I don't know if you get into fiction, but the Chronicles of Narnia series was pretty good. Each individual book isn't 500 pages, so that was nice. There is another shorter novel by Oscar Wilde, Picture of Dorian Grey. It was good literature, kind of philosophical reflection on human nature. Sherlock Holmes stories were my introduction to detective fiction. If you want something longer, you could try Raymond Chandler & Dashiel Hammet, who wrote stories that a lot of those old 1940s detective movies featuring Bogart were based on. If you are into racier detective stories, the James Bond series of novels by Ian Fleming was pretty good, Diamonds are Forever is probably my fav of his novels. If you are into politics, you might enjoy 1984.

After years of insisting that I didn't like reading ebooks, I bought a Kindle Fire tablet and have read several on it. At some point in the next year it will have paid for itself--archive.org has an ebook lending library that only requires a login, no paid subscription at all, usually give you 14 days to finish an ebook.
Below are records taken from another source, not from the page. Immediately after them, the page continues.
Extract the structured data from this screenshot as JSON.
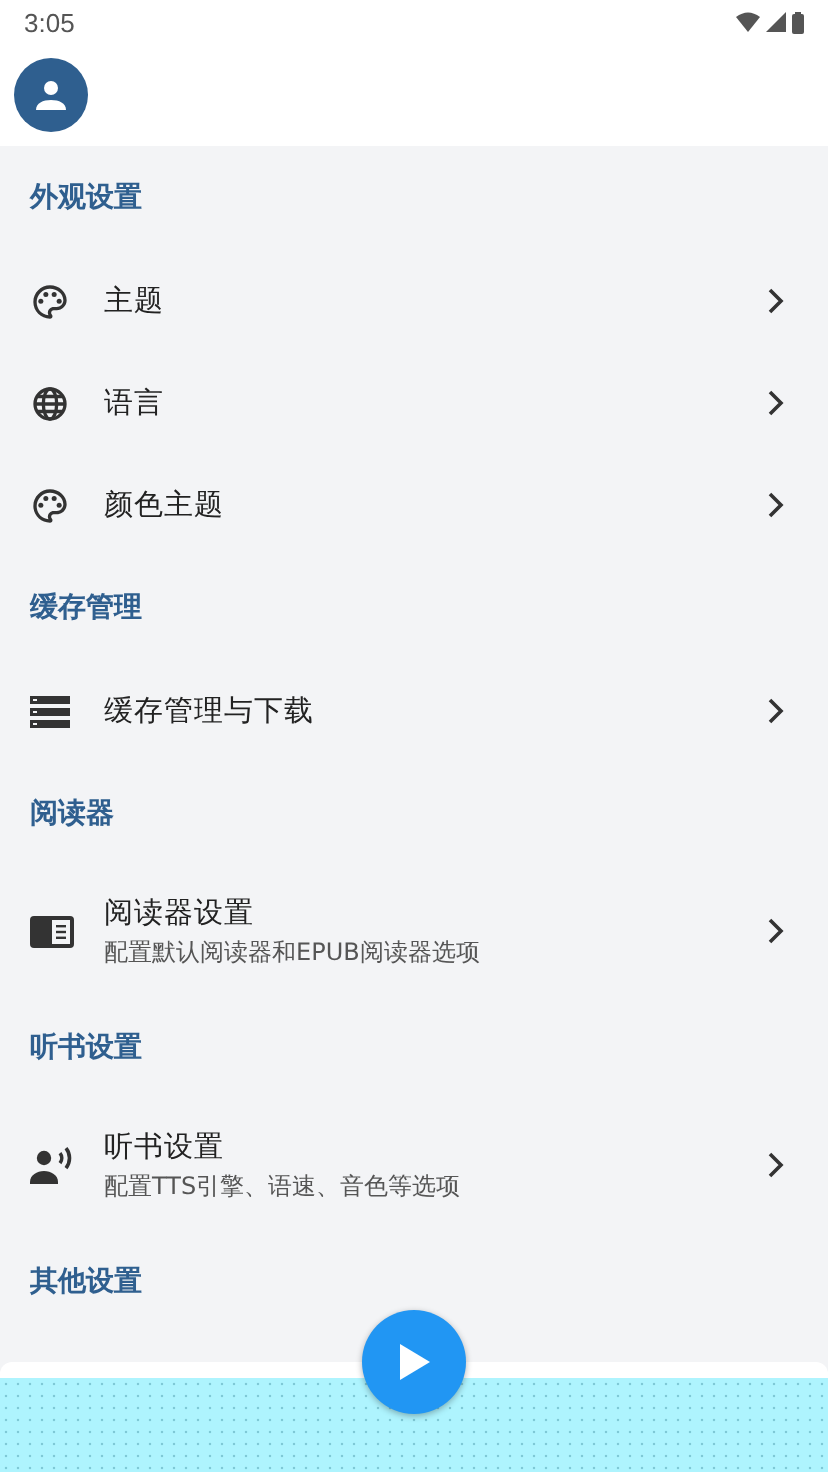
{
  "status_bar": {
    "time": "3:05"
  },
  "sections": [
    {
      "title": "外观设置",
      "items": [
        {
          "title": "主题"
        },
        {
          "title": "语言"
        },
        {
          "title": "颜色主题"
        }
      ]
    },
    {
      "title": "缓存管理",
      "items": [
        {
          "title": "缓存管理与下载"
        }
      ]
    },
    {
      "title": "阅读器",
      "items": [
        {
          "title": "阅读器设置",
          "subtitle": "配置默认阅读器和EPUB阅读器选项"
        }
      ]
    },
    {
      "title": "听书设置",
      "items": [
        {
          "title": "听书设置",
          "subtitle": "配置TTS引擎、语速、音色等选项"
        }
      ]
    },
    {
      "title": "其他设置"
    }
  ]
}
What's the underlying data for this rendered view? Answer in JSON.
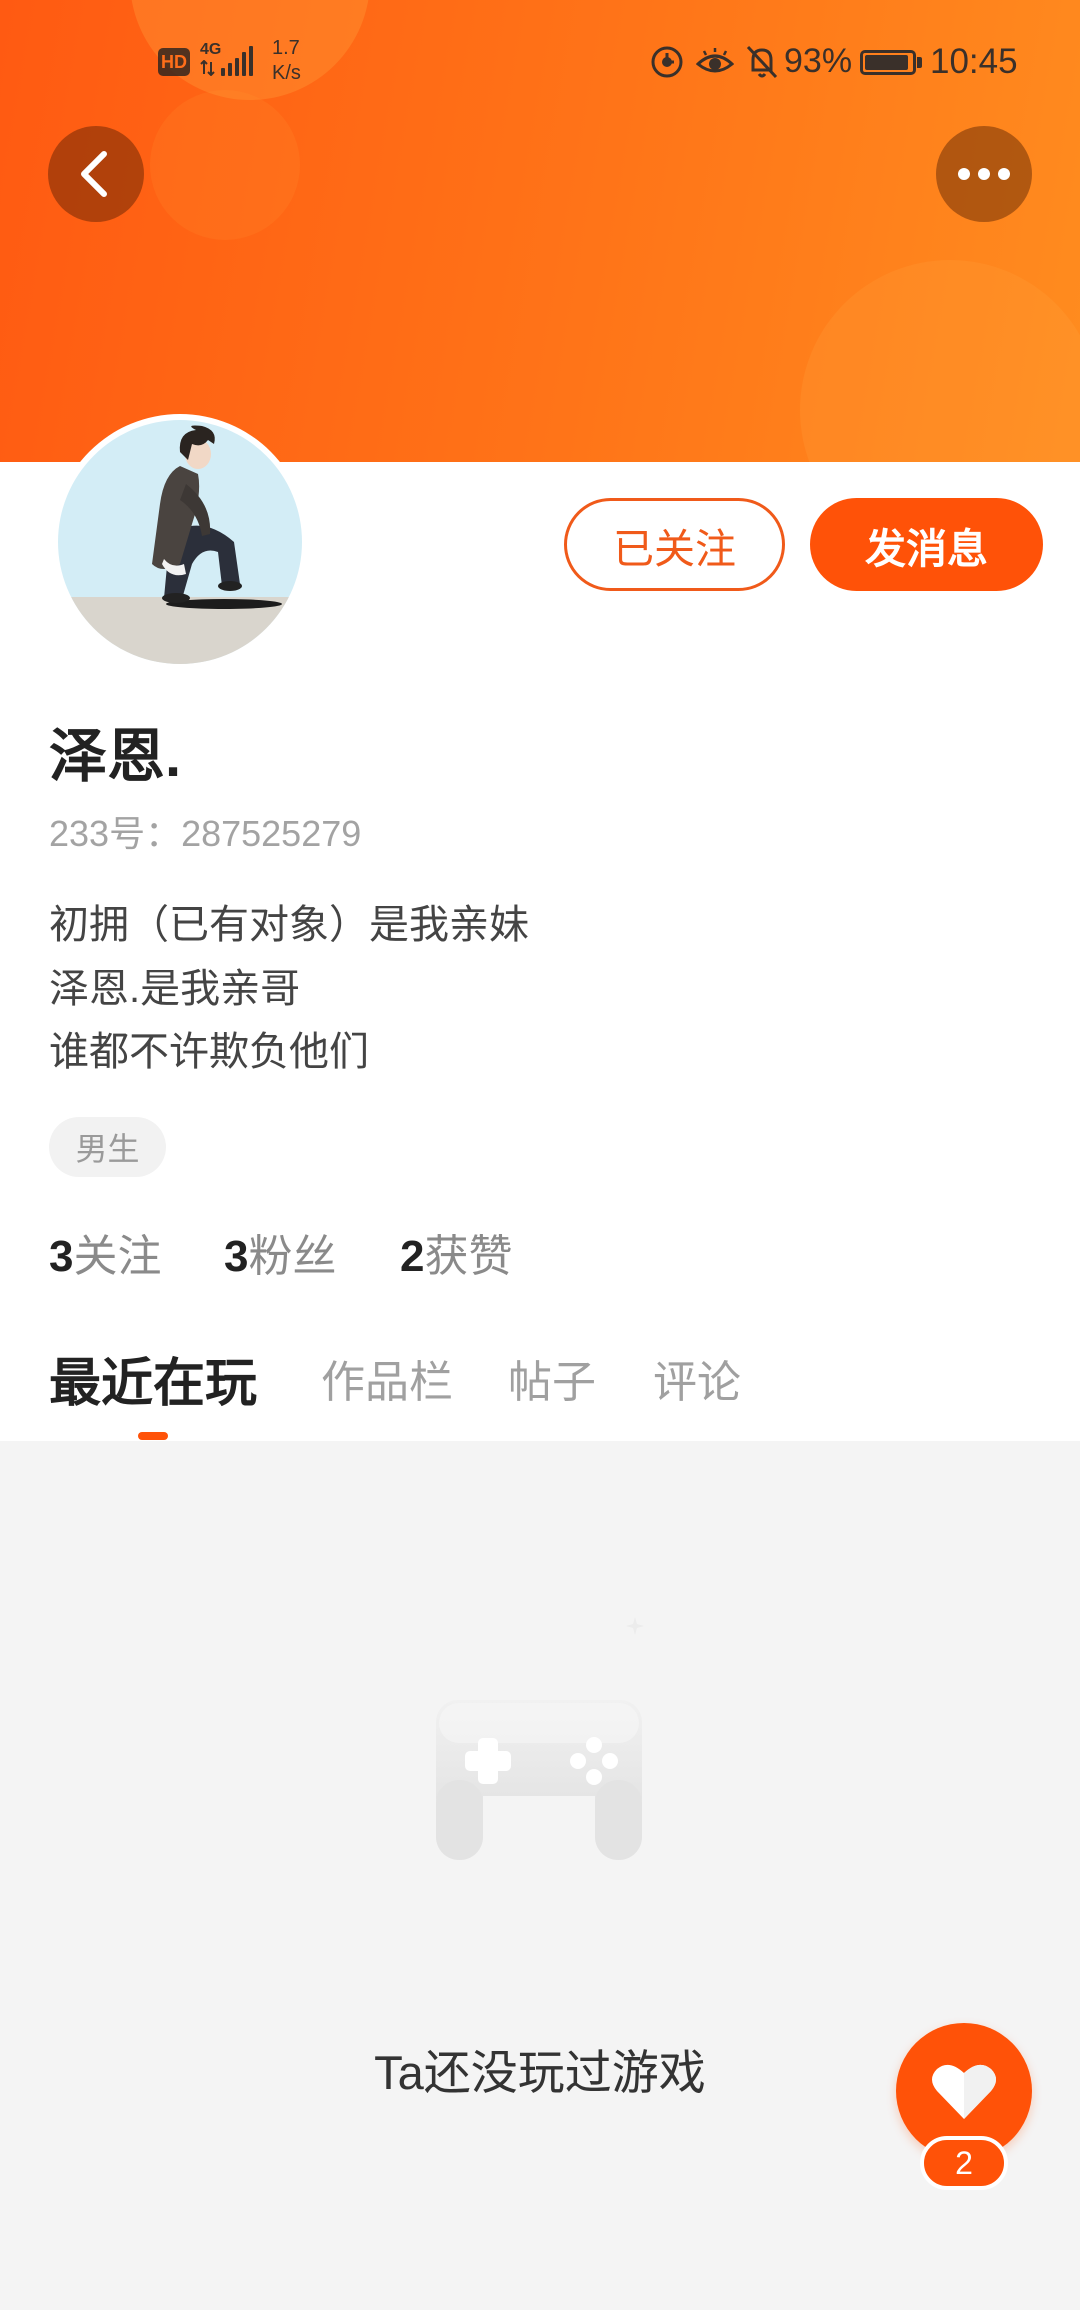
{
  "status_bar": {
    "hd": "HD",
    "network": "4G",
    "speed_value": "1.7",
    "speed_unit": "K/s",
    "icons": [
      "data-saver-icon",
      "eye-comfort-icon",
      "bell-off-icon",
      "battery-icon"
    ],
    "battery_percent": "93%",
    "battery_level": 0.93,
    "time": "10:45"
  },
  "header": {
    "back_icon": "chevron-left-icon",
    "more_icon": "more-horizontal-icon"
  },
  "actions": {
    "followed_label": "已关注",
    "message_label": "发消息"
  },
  "profile": {
    "name": "泽恩.",
    "id_text": "233号：287525279",
    "bio": [
      "初拥（已有对象）是我亲妹",
      "泽恩.是我亲哥",
      "谁都不许欺负他们"
    ],
    "gender_tag": "男生",
    "stats": [
      {
        "count": "3",
        "label": "关注"
      },
      {
        "count": "3",
        "label": "粉丝"
      },
      {
        "count": "2",
        "label": "获赞"
      }
    ]
  },
  "tabs": [
    {
      "label": "最近在玩",
      "active": true
    },
    {
      "label": "作品栏",
      "active": false
    },
    {
      "label": "帖子",
      "active": false
    },
    {
      "label": "评论",
      "active": false
    }
  ],
  "empty_state": {
    "icon": "gamepad-icon",
    "text": "Ta还没玩过游戏"
  },
  "floating_like": {
    "icon": "heart-icon",
    "count": "2"
  },
  "colors": {
    "accent": "#FF5208",
    "header_start": "#FF5A12",
    "header_end": "#FF8C1F",
    "page_bg": "#F4F4F4"
  }
}
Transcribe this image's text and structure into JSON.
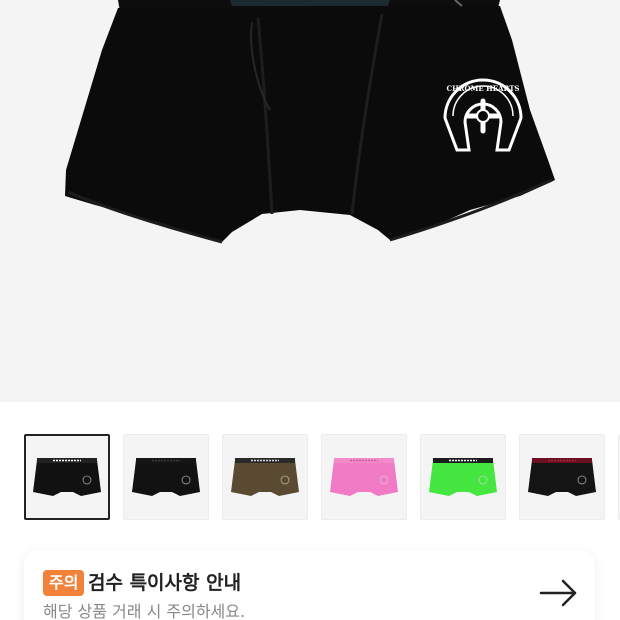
{
  "hero": {
    "product_image": "black-boxer-briefs-chrome-hearts-horseshoe-logo",
    "logo_text": "CHROME HEARTS"
  },
  "thumbnails": [
    {
      "name": "thumb-black-white-band",
      "body": "#111111",
      "band": "#222222",
      "band_text": "#ffffff",
      "selected": true
    },
    {
      "name": "thumb-black",
      "body": "#121212",
      "band": "#161616",
      "band_text": "#3a3a3a",
      "selected": false
    },
    {
      "name": "thumb-camo",
      "body": "#5b4a32",
      "band": "#2a2a2a",
      "band_text": "#d8d8d8",
      "selected": false
    },
    {
      "name": "thumb-pink",
      "body": "#f07ac3",
      "band": "#f48ccb",
      "band_text": "#d05aa0",
      "selected": false
    },
    {
      "name": "thumb-green",
      "body": "#44e63f",
      "band": "#1c1c1c",
      "band_text": "#ffffff",
      "selected": false
    },
    {
      "name": "thumb-black-red-band",
      "body": "#141414",
      "band": "#6b1020",
      "band_text": "#a02a3a",
      "selected": false
    }
  ],
  "notice": {
    "badge": "주의",
    "title": "검수 특이사항 안내",
    "subtitle": "해당 상품 거래 시 주의하세요.",
    "accent": "#f2813a",
    "arrow_icon": "arrow-right-icon"
  }
}
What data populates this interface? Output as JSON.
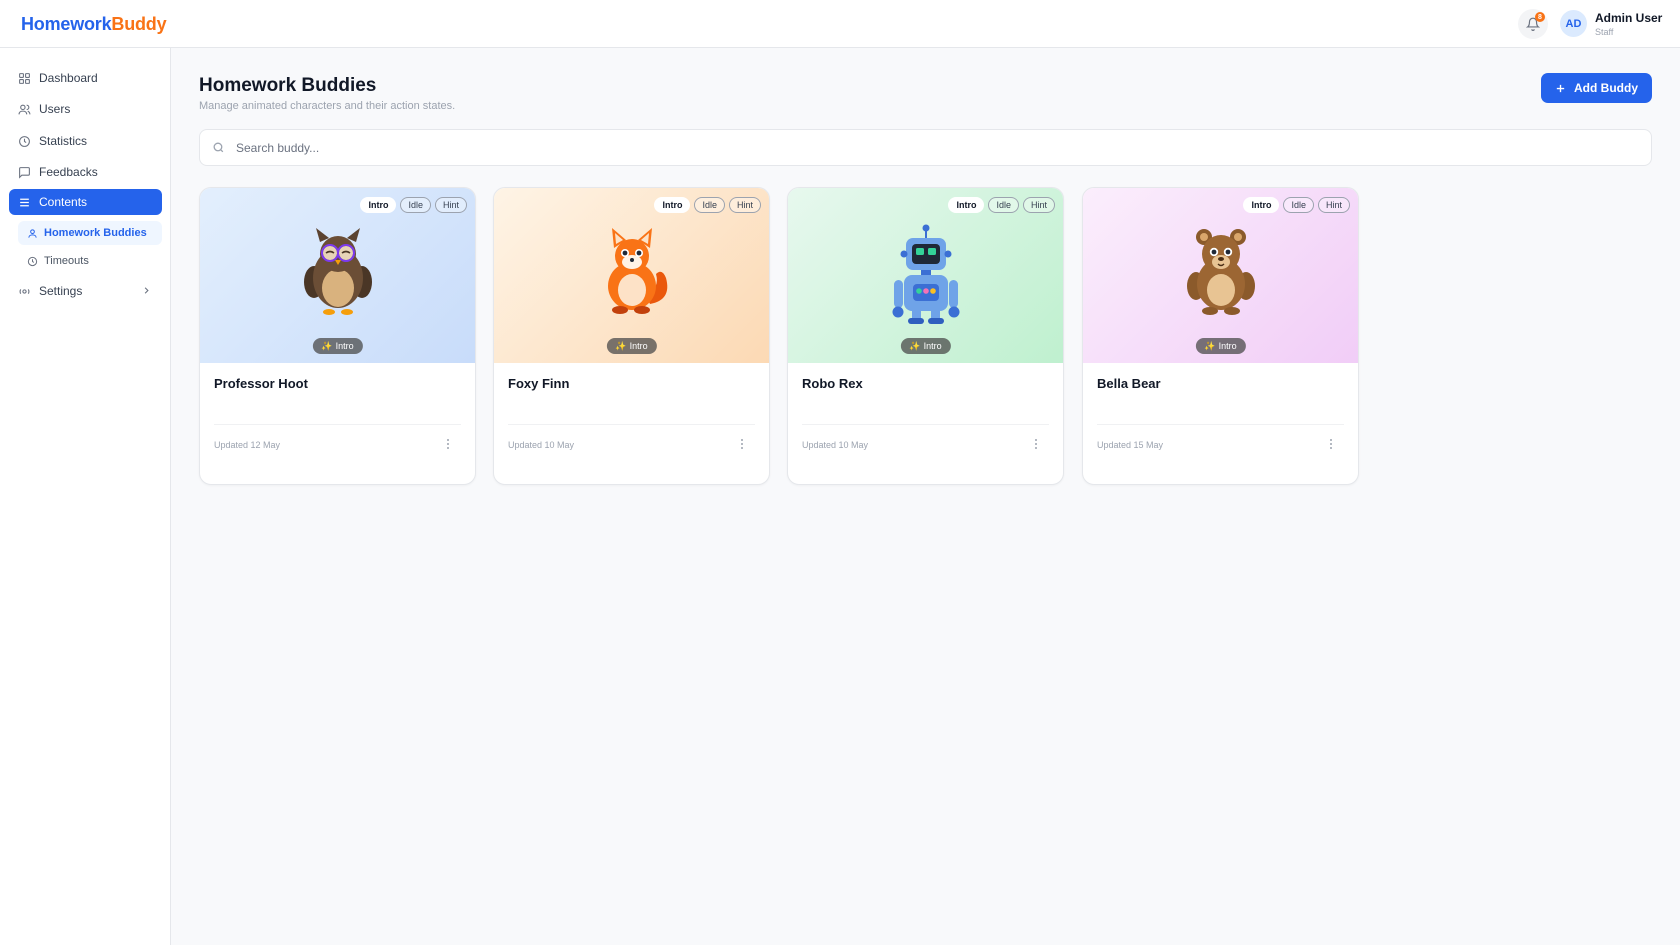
{
  "app": {
    "logo_part1": "Homework",
    "logo_part2": "Buddy"
  },
  "header": {
    "notification_count": "8",
    "avatar_initials": "AD",
    "user_name": "Admin User",
    "user_role": "Staff"
  },
  "sidebar": {
    "items": [
      {
        "label": "Dashboard",
        "icon": "grid-icon"
      },
      {
        "label": "Users",
        "icon": "users-icon"
      },
      {
        "label": "Statistics",
        "icon": "clock-icon"
      },
      {
        "label": "Feedbacks",
        "icon": "message-icon"
      },
      {
        "label": "Contents",
        "icon": "menu-icon",
        "active": true
      },
      {
        "label": "Homework Buddies",
        "icon": "person-icon",
        "active": true
      },
      {
        "label": "Timeouts",
        "icon": "clock-icon"
      },
      {
        "label": "Settings",
        "icon": "settings-icon"
      }
    ]
  },
  "main": {
    "title": "Homework Buddies",
    "subtitle": "Manage animated characters and their action states.",
    "add_button": "Add Buddy",
    "search_placeholder": "Search buddy..."
  },
  "chips": {
    "intro": "Intro",
    "idle": "Idle",
    "hint": "Hint"
  },
  "cards": [
    {
      "name": "Professor Hoot",
      "state": "Intro",
      "updated": "Updated 12 May",
      "character": "owl",
      "bg_from": "#e3effd",
      "bg_to": "#c8dcfa"
    },
    {
      "name": "Foxy Finn",
      "state": "Intro",
      "updated": "Updated 10 May",
      "character": "fox",
      "bg_from": "#fef4e6",
      "bg_to": "#fcd9b4"
    },
    {
      "name": "Robo Rex",
      "state": "Intro",
      "updated": "Updated 10 May",
      "character": "robot",
      "bg_from": "#e7f8ee",
      "bg_to": "#bff0cf"
    },
    {
      "name": "Bella Bear",
      "state": "Intro",
      "updated": "Updated 15 May",
      "character": "bear",
      "bg_from": "#fbeefc",
      "bg_to": "#f1cdf7"
    }
  ],
  "colors": {
    "accent": "#2563eb",
    "brand_orange": "#f97316"
  }
}
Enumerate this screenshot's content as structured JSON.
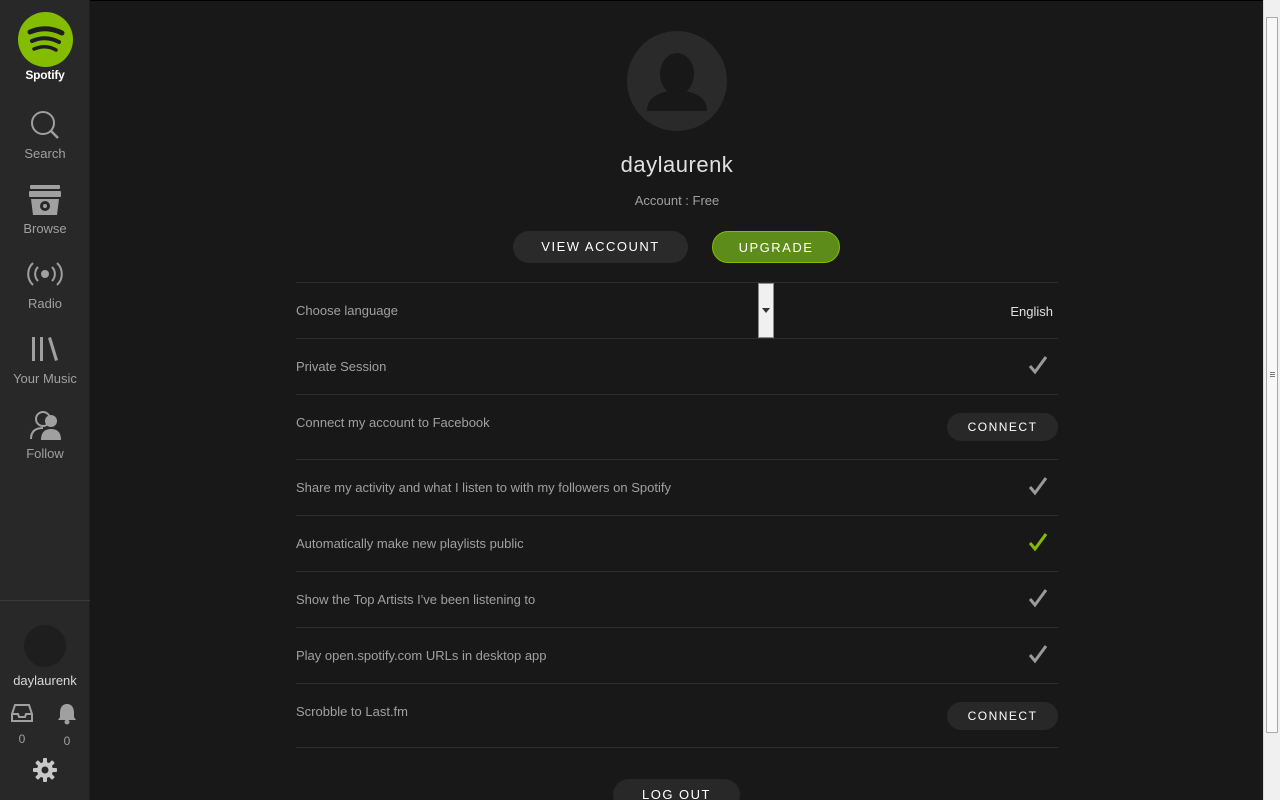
{
  "app": {
    "name": "Spotify"
  },
  "colors": {
    "brand": "#84bd00",
    "upgrade": "#5e8c1a",
    "sidebar_bg": "#282828",
    "main_bg": "#181818",
    "check_active": "#84bd00",
    "check_inactive": "#9a9a9a"
  },
  "sidebar": {
    "logo_text": "Spotify",
    "items": [
      {
        "label": "Search",
        "icon": "search-icon"
      },
      {
        "label": "Browse",
        "icon": "browse-icon"
      },
      {
        "label": "Radio",
        "icon": "radio-icon"
      },
      {
        "label": "Your Music",
        "icon": "library-icon"
      },
      {
        "label": "Follow",
        "icon": "follow-icon"
      }
    ],
    "username": "daylaurenk",
    "inbox_count": "0",
    "notifications_count": "0"
  },
  "profile": {
    "username": "daylaurenk",
    "account_type": "Account : Free",
    "view_account_label": "VIEW ACCOUNT",
    "upgrade_label": "UPGRADE"
  },
  "settings": {
    "language": {
      "label": "Choose language",
      "value": "English"
    },
    "rows": [
      {
        "label": "Private Session",
        "checked": false
      },
      {
        "label": "Connect my account to Facebook",
        "button": "CONNECT"
      },
      {
        "label": "Share my activity and what I listen to with my followers on Spotify",
        "checked": false
      },
      {
        "label": "Automatically make new playlists public",
        "checked": true
      },
      {
        "label": "Show the Top Artists I've been listening to",
        "checked": false
      },
      {
        "label": "Play open.spotify.com URLs in desktop app",
        "checked": false
      },
      {
        "label": "Scrobble to Last.fm",
        "button": "CONNECT"
      }
    ]
  },
  "logout_label": "LOG OUT"
}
I reread the Narnia books regularly - it seems that the more I read them, the more I see things I'd missed previously. Lewis was a brilliant writer.
 
biography, history, aviation. I’ll read anything except romance stuff LOL!

Military history: The Longest Day...At Dawn We Slept...A Bridge Too Far
Science fiction: Dune...Dune Messiah...Children of Dune...anything by Issac Asimov but especially the Foundation Trilogy.